There certainly seems to be a hint of misogyny at play in some of these discussions.

A 2008 study found that women who are older than men in relationships face “significantly stronger opposition” from the public than men who are older than their female partners.

And let’s not forget the casual misogyny of referring to women in relationships with older men as “trophy wives” or “gold diggers”, or those who are in relationships with younger men as "cougars".

Ex-couple Demi Moore and Ashton Kutcher – who had a 15-year age gap when they dated and eventually married – constantly received backlash for their relationship.

Speaking about it in 2008, Moore told Harper’s Bazaar:

People made such a fuss about my relationship with Ashton. You would have thought they had never seen it before. Age wasn't what I was thinking about, but to the rest of the world it was a very big deal.

If exploitation is the main issue in people’s minds regarding age gap relationships, then it’s important to remember that power play exists in all relationships.
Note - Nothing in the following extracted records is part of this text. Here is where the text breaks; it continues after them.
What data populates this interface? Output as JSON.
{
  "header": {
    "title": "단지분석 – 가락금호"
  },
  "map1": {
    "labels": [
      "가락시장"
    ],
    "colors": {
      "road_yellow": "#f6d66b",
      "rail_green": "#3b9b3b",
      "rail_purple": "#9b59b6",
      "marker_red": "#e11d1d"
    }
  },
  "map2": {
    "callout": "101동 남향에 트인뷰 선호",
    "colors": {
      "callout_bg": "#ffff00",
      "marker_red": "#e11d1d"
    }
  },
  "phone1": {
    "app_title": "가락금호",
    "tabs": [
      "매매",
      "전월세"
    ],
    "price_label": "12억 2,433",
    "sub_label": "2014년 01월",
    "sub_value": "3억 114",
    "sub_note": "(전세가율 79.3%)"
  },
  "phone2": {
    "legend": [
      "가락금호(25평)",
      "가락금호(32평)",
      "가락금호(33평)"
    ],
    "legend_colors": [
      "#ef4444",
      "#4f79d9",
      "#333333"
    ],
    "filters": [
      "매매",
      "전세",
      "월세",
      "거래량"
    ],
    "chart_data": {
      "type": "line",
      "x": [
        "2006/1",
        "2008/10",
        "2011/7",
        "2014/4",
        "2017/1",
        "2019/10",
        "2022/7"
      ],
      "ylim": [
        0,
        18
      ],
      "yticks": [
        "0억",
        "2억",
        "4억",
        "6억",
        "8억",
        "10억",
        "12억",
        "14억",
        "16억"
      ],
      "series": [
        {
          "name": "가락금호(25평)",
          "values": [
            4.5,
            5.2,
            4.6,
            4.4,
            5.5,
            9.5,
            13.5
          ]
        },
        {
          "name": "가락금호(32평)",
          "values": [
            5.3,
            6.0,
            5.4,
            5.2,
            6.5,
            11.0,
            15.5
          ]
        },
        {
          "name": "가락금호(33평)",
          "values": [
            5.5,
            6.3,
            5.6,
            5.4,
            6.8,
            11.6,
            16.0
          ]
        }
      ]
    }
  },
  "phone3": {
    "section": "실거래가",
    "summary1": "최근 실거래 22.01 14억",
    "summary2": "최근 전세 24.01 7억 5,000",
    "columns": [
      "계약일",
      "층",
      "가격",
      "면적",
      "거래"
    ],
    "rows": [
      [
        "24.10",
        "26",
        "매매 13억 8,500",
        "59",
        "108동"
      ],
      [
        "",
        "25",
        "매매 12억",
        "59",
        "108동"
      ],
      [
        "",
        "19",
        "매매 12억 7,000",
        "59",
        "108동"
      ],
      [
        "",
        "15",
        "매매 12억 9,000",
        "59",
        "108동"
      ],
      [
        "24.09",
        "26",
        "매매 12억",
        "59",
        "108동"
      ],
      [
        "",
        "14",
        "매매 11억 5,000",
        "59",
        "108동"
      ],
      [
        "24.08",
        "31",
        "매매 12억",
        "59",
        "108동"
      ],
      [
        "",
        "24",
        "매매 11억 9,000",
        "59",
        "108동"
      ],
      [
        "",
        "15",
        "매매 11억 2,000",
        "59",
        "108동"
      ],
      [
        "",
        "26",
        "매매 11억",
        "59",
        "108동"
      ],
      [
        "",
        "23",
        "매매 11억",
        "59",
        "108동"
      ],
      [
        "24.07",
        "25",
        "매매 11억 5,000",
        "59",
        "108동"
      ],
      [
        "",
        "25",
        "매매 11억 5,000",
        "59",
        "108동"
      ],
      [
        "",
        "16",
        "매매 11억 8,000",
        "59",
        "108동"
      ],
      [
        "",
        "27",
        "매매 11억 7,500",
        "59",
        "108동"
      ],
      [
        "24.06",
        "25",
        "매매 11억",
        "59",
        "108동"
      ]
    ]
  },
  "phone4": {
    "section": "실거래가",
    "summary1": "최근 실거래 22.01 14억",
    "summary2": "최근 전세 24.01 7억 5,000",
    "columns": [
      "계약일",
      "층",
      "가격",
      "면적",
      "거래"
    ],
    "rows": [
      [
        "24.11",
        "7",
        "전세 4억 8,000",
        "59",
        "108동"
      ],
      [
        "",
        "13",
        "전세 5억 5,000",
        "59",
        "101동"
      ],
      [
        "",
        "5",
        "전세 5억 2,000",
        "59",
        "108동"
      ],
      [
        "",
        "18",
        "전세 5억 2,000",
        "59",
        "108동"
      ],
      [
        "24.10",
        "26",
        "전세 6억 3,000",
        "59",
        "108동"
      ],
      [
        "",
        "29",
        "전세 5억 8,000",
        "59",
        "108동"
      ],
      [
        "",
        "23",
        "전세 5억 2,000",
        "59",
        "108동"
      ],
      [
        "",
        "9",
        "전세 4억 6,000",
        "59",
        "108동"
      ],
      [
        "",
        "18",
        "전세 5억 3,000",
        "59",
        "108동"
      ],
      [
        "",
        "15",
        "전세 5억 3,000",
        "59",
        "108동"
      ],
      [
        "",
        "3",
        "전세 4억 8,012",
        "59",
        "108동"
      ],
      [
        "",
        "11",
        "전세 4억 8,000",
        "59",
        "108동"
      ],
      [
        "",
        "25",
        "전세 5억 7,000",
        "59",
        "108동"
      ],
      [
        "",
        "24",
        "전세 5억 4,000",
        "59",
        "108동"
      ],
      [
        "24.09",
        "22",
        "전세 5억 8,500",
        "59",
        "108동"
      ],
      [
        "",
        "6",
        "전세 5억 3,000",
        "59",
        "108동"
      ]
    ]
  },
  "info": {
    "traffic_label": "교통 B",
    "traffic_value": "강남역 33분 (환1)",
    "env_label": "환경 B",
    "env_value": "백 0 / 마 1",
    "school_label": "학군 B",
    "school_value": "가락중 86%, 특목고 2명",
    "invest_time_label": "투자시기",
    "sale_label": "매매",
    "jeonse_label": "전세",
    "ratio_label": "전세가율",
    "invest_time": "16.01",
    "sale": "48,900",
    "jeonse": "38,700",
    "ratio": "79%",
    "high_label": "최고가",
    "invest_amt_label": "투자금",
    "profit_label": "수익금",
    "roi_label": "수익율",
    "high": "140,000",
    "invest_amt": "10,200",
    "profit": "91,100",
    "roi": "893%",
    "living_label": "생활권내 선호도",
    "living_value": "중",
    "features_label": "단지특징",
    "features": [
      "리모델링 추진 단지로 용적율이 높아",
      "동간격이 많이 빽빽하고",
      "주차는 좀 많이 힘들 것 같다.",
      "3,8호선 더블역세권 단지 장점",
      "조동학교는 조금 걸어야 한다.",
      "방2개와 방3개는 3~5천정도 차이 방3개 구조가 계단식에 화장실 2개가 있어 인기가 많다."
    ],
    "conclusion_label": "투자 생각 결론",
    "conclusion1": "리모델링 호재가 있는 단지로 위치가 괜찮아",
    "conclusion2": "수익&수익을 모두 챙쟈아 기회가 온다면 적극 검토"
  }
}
Age can be a determining factor in exploitation, abuse and power imbalance, but that’s not to assume that it inherently always will be.
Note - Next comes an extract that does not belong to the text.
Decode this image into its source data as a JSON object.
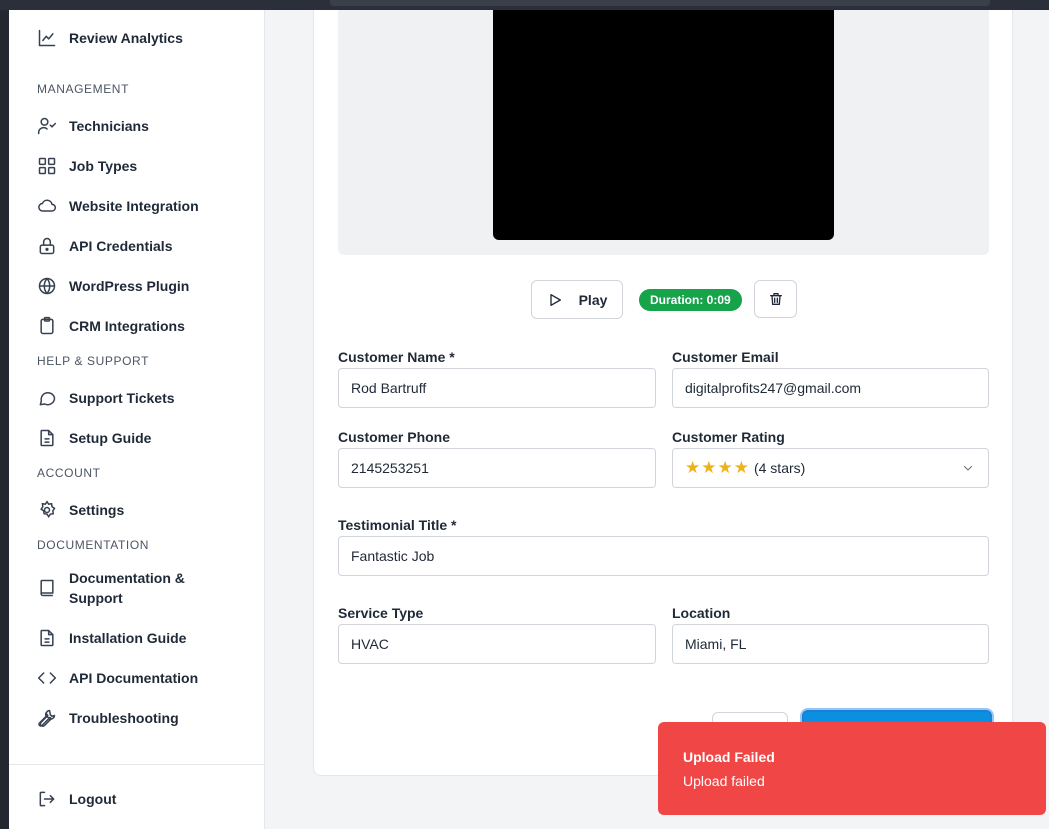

It’s whether the dynamic is healthy or unhealthy that matters. Therefore, assigning one relationship as unhealthy simply based on the fact that there’s an age gap between them seems unfair and unhelpful.

For example, there are plenty of things to criticise Melania and Donald Trump – who have an age gap of 24 years – about, without resorting to calling the POTUS as Melania’s “sugar daddy”.

The queer lens

Earlier this month, the University of Massachusetts announced it’s investigating 31-year-old mayor of Holyoke, Alex Morse, over a sexual misconduct claim levelled against him by a student group, which he strongly denies.
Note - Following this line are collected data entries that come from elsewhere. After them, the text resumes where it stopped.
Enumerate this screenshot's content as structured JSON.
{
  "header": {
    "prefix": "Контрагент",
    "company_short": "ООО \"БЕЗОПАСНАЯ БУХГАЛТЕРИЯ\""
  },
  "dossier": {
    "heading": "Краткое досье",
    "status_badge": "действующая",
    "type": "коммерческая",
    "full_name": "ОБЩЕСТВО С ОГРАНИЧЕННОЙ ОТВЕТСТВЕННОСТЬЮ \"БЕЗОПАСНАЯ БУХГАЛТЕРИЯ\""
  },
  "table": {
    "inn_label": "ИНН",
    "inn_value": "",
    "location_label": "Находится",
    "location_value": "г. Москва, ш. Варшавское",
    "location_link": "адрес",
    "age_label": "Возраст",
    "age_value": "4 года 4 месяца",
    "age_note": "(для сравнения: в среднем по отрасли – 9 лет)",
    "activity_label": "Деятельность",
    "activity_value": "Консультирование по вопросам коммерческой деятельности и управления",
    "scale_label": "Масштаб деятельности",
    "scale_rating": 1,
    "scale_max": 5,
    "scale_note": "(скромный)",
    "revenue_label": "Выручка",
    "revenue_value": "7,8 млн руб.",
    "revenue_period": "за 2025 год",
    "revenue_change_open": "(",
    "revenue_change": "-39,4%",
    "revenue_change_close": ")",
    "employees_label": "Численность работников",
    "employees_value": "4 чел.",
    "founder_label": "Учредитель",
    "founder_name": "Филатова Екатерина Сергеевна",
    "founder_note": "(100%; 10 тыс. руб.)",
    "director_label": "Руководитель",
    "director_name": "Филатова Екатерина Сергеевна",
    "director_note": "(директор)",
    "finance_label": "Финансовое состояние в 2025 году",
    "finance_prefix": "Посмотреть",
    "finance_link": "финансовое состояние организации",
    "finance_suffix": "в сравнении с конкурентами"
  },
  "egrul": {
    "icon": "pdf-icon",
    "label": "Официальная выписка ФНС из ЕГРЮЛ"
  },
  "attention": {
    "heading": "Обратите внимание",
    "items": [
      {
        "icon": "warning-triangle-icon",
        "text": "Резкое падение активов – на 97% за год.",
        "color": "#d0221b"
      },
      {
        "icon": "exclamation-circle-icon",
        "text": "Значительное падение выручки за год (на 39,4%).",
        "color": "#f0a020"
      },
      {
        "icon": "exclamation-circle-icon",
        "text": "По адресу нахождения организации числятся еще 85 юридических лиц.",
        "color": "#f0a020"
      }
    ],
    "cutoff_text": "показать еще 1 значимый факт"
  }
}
The College Democrats of Massachusetts alleged Morse made students feel “uncomfortable” after using dating apps to pursue friendships and sexual relationships at the university while he was a guest lecturer there.

Morse doesn’t deny he’s pursued sexual relationships with students in the past, but said it’s never been with anyone he’s personally taught.

The University of Massachusetts implemented a policy in 2018 that banned consensual relationships between faculty and students if the staff member has "any responsibility for supervision, evaluation, grading, advising, employment, or other instructional or supervisory activity related to a student or post-doc".

But Morse has claimed the allegations are a “backroom, coordinated political smear” against his political campaign. Many also believe the allegations are “highly suspicious” because they emerged three weeks before Morse’s primary election fight – an accusation the College Democrats of Massachusetts denied.

Morse released a statement addressing the allegations.

But the issue has still caused many to debate general consent in adult age gap relationships, particularly when there's a professional element involved.

This follows stories like Monica Lewinsky's being revisited and viewed in a new lens over the last few years. There's now more of an understanding that just because someone is an adult, that doesn't mean they can't be exploited.

Some believe the criticisms against Morse in particular are rooted in homophobia.

It's clear that gender and sexuality do influence the way we think about age-differentiated relationships.

This can disadvantage people who are more harshly viewed and judged by a heteronormative, patriarchal and misogynistic society, but at the same time this also doesn't excuse anyone in those groups from criticism for genuinely exploitative behaviour.

It's complex and nuanced, basically.

But bizarrely the conversation seems to have progressed to how many years’ difference should be acceptable.

Which feels like it's never going to end well...

And then it descended into (we hope) jokes:

Here’s the thing: if you don’t think you could date someone who’s significantly older or younger than you, then no one’s forcing you to.

And none of us know exactly what's going on in other people's relationships, so judging people on a number alone isn't exactly fair.

If you think someone you know is in a relationship with a bad dynamic, then that's one thing. But you shouldn't judge anyone's relationship based purely on an age gap.